その内実というか、光と影の部分にまで立ち入ってくれたらよかったのにと思いました。
しかし5人を基本にしたグループ単位での貸し付けや、集会所を使った実に具体的でわかりやすい集まりなどには、今さらながら感心しました。そこで伝えられる内容があまりにも単純であると軽蔑してはならないのです。
彼らにはその線まで到達することが実に困難なのです。
例えば、トタン屋根のある家、蚊帳や菜園のある家、安全な飲み物、冬用の暖かい衣料などなどです。
彼らは集会に来ると必ず、あばら家には住まないと唱えます。水を飲むときは沸騰させるか、ミョウバンで浄化しますとか、息子の結婚に持参金を要求しないとか、ごくごく日常的でしかも重要なことばかりです。

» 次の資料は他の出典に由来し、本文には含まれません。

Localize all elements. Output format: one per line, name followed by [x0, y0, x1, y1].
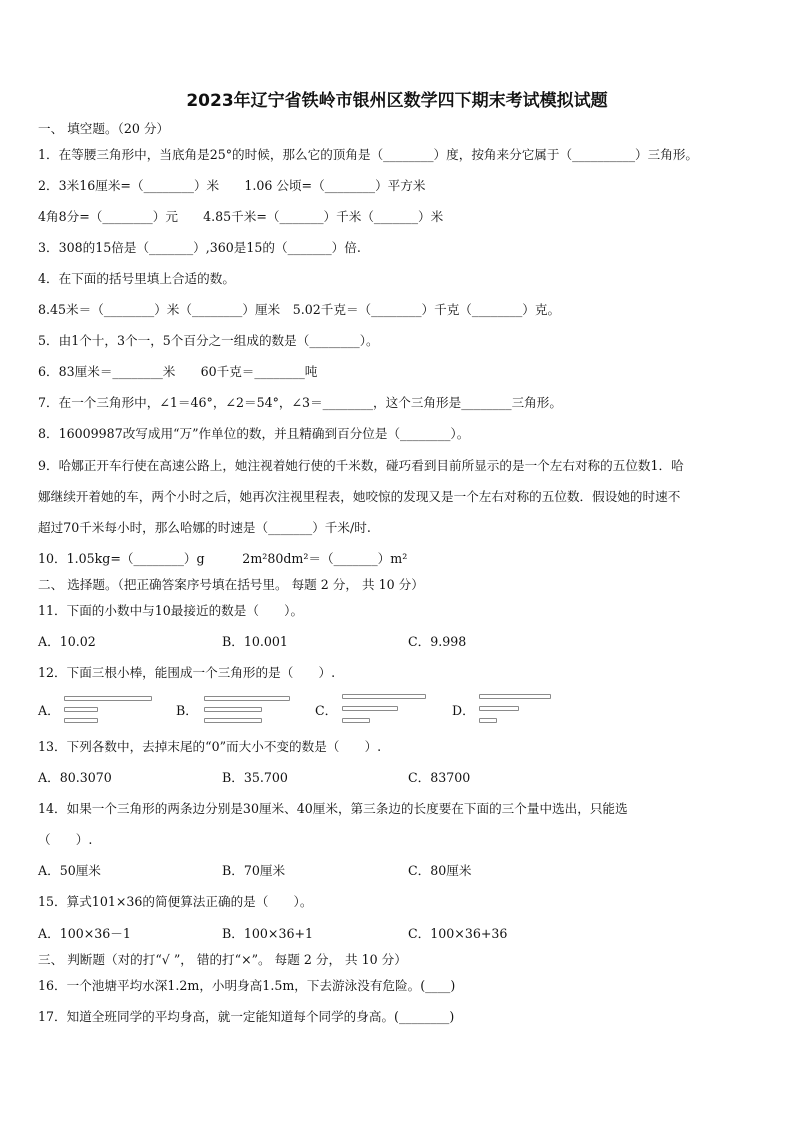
q14-option-a: A．50厘米 [38, 863, 101, 878]
q13-option-b: B．35.700 [222, 770, 288, 785]
question-9-line-3: 超过70千米每小时，那么哈娜的时速是（_______）千米/时. [38, 520, 371, 535]
q12-d-stick-short [479, 718, 497, 723]
q12-option-a: A． [38, 703, 60, 718]
question-2-part-b: 4角8分=（________）元 4.85千米=（_______）千米（_______）米 [38, 209, 444, 224]
question-9-line-1: 9．哈娜正开车行使在高速公路上，她注视着她行使的千米数，碰巧看到目前所显示的是一个左右对称的五位数1．哈 [38, 458, 684, 473]
question-10: 10．1.05kg=（________）g 2m²80dm²＝（_______）m² [38, 551, 408, 566]
question-16: 16．一个池塘平均水深1.2m，小明身高1.5m，下去游泳没有危险。(____) [38, 978, 456, 993]
q12-option-c: C． [315, 703, 338, 718]
q12-c-stick-short [342, 718, 370, 723]
question-14-line-2: （ ）. [38, 832, 93, 847]
question-5: 5．由1个十，3个一，5个百分之一组成的数是（________）。 [38, 333, 379, 348]
section-heading-multiple-choice: 二、 选择题。（把正确答案序号填在括号里。 每题 2 分， 共 10 分） [38, 577, 424, 592]
q11-option-c: C．9.998 [408, 634, 467, 649]
q12-a-stick-medium [64, 707, 98, 712]
q14-option-b: B．70厘米 [222, 863, 286, 878]
q15-option-a: A．100×36－1 [38, 926, 131, 941]
q14-option-c: C．80厘米 [408, 863, 472, 878]
q12-d-stick-long [479, 694, 551, 699]
q12-b-stick-short [204, 718, 262, 723]
question-9-line-2: 娜继续开着她的车，两个小时之后，她再次注视里程表，她咬惊的发现又是一个左右对称的五位数．假设她的时速不 [38, 489, 681, 504]
q12-d-stick-medium [479, 706, 519, 711]
q13-option-a: A．80.3070 [38, 770, 112, 785]
question-4: 4．在下面的括号里填上合适的数。 [38, 271, 235, 286]
question-4-part-b: 8.45米＝（________）米（________）厘米 5.02千克＝（________）千克（________）克。 [38, 302, 561, 317]
question-15: 15．算式101×36的简便算法正确的是（ ）。 [38, 894, 313, 909]
q12-c-stick-medium [342, 706, 398, 711]
question-1: 1．在等腰三角形中，当底角是25°的时候，那么它的顶角是（________）度，按角来分它属于（__________）三角形。 [38, 147, 699, 162]
q15-option-b: B．100×36+1 [222, 926, 314, 941]
q15-option-c: C．100×36+36 [408, 926, 508, 941]
question-7: 7．在一个三角形中，∠1＝46°，∠2＝54°，∠3＝________，这个三角形是________三角形。 [38, 395, 562, 410]
q12-option-b: B． [176, 703, 198, 718]
question-17: 17．知道全班同学的平均身高，就一定能知道每个同学的身高。(________) [38, 1009, 455, 1024]
question-11: 11．下面的小数中与10最接近的数是（ ）。 [38, 603, 304, 618]
question-3: 3．308的15倍是（_______）,360是15的（_______）倍. [38, 240, 361, 255]
q11-option-b: B．10.001 [222, 634, 288, 649]
question-8: 8．16009987改写成用“万”作单位的数，并且精确到百分位是（________）。 [38, 426, 470, 441]
q12-a-stick-short [64, 718, 98, 723]
q12-a-stick-long [64, 696, 152, 701]
section-heading-fill-blank: 一、 填空题。（20 分） [38, 121, 170, 136]
page-title: 2023年辽宁省铁岭市银州区数学四下期末考试模拟试题 [186, 91, 608, 111]
q12-c-stick-long [342, 694, 426, 699]
question-12: 12．下面三根小棒，能围成一个三角形的是（ ）. [38, 665, 336, 680]
question-2: 2．3米16厘米=（________）米 1.06 公顷=（________）平方米 [38, 178, 426, 193]
q12-b-stick-long [204, 696, 290, 701]
question-13: 13．下列各数中，去掉末尾的“0”而大小不变的数是（ ）. [38, 739, 382, 754]
section-heading-true-false: 三、 判断题（对的打“√ ”， 错的打“×”。 每题 2 分， 共 10 分） [38, 952, 407, 967]
q13-option-c: C．83700 [408, 770, 471, 785]
q11-option-a: A．10.02 [38, 634, 96, 649]
question-6: 6．83厘米＝________米 60千克＝________吨 [38, 364, 318, 379]
q12-b-stick-medium [204, 707, 262, 712]
question-14-line-1: 14．如果一个三角形的两条边分别是30厘米、40厘米，第三条边的长度要在下面的三个量中选出，只能选 [38, 801, 628, 816]
q12-option-d: D． [452, 703, 475, 718]
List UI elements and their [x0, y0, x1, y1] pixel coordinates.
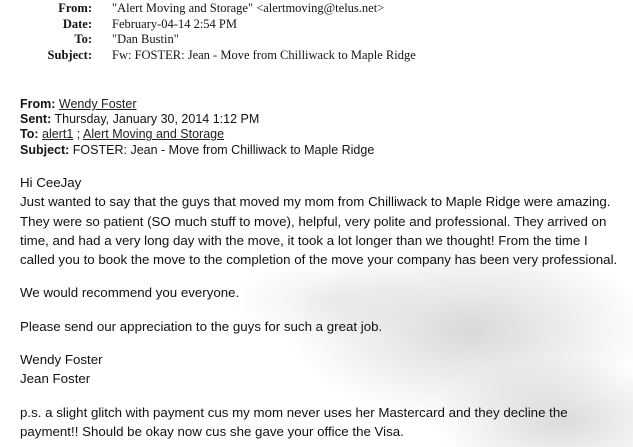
forward-date-row	[34, 16, 237, 33]
signature-jean: Jean Foster	[20, 371, 91, 387]
original-message-header	[20, 97, 374, 158]
original-to-label: To:	[20, 127, 39, 142]
forward-from-row	[34, 1, 385, 17]
forward-from-label: From:	[58, 1, 92, 15]
recipient-link-alert-moving[interactable]: Alert Moving and Storage	[83, 127, 225, 142]
forward-to-value: "Dan Bustin"	[112, 32, 179, 46]
original-subject-row	[20, 143, 374, 158]
appreciation-line: Please send our appreciation to the guys for such a great job.	[20, 318, 383, 334]
paragraph-gap	[20, 303, 632, 317]
forward-date-label: Date:	[62, 16, 92, 31]
message-body	[20, 173, 632, 441]
original-subject-value: FOSTER: Jean - Move from Chilliwack to Maple Ridge	[72, 142, 375, 157]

ここはもうひとつの学校なのかもしれません。多くの女性たちはほとんど学校にもいけず、自分の名前さえ、文字にして書いたことがありません。契約とか約束などという生活とはほど遠い一生なのです。
その彼女たちがはじめてお金を借りるのです。その額よりも人間として認められたということの喜びの方が強いといいます。そこから自立への一歩を踏み出すことで、その後の人生が大きく変わっていくのです。
返還率も非常に高く、このシステムは完全にうまくいっています。最近では6人目として、町で物乞いをしている人をこの銀行はターゲットにしています。彼女たちに少しでも自分で何かをするということの喜びを与えようと必死なのです。
さて失敗はないのでしょうか。そこをもっと知りたかったというのが本音です。これについては、さらに別の本を探さなくてはならないでしょう。いろいろと揶揄されることもあったと聞きます。しかし今日の成功は、決してものを与えることが援助ではないとする無利子無担保融資を前提とするこの銀行の設立趣旨に起因していることは間違いないのではないでしょうか。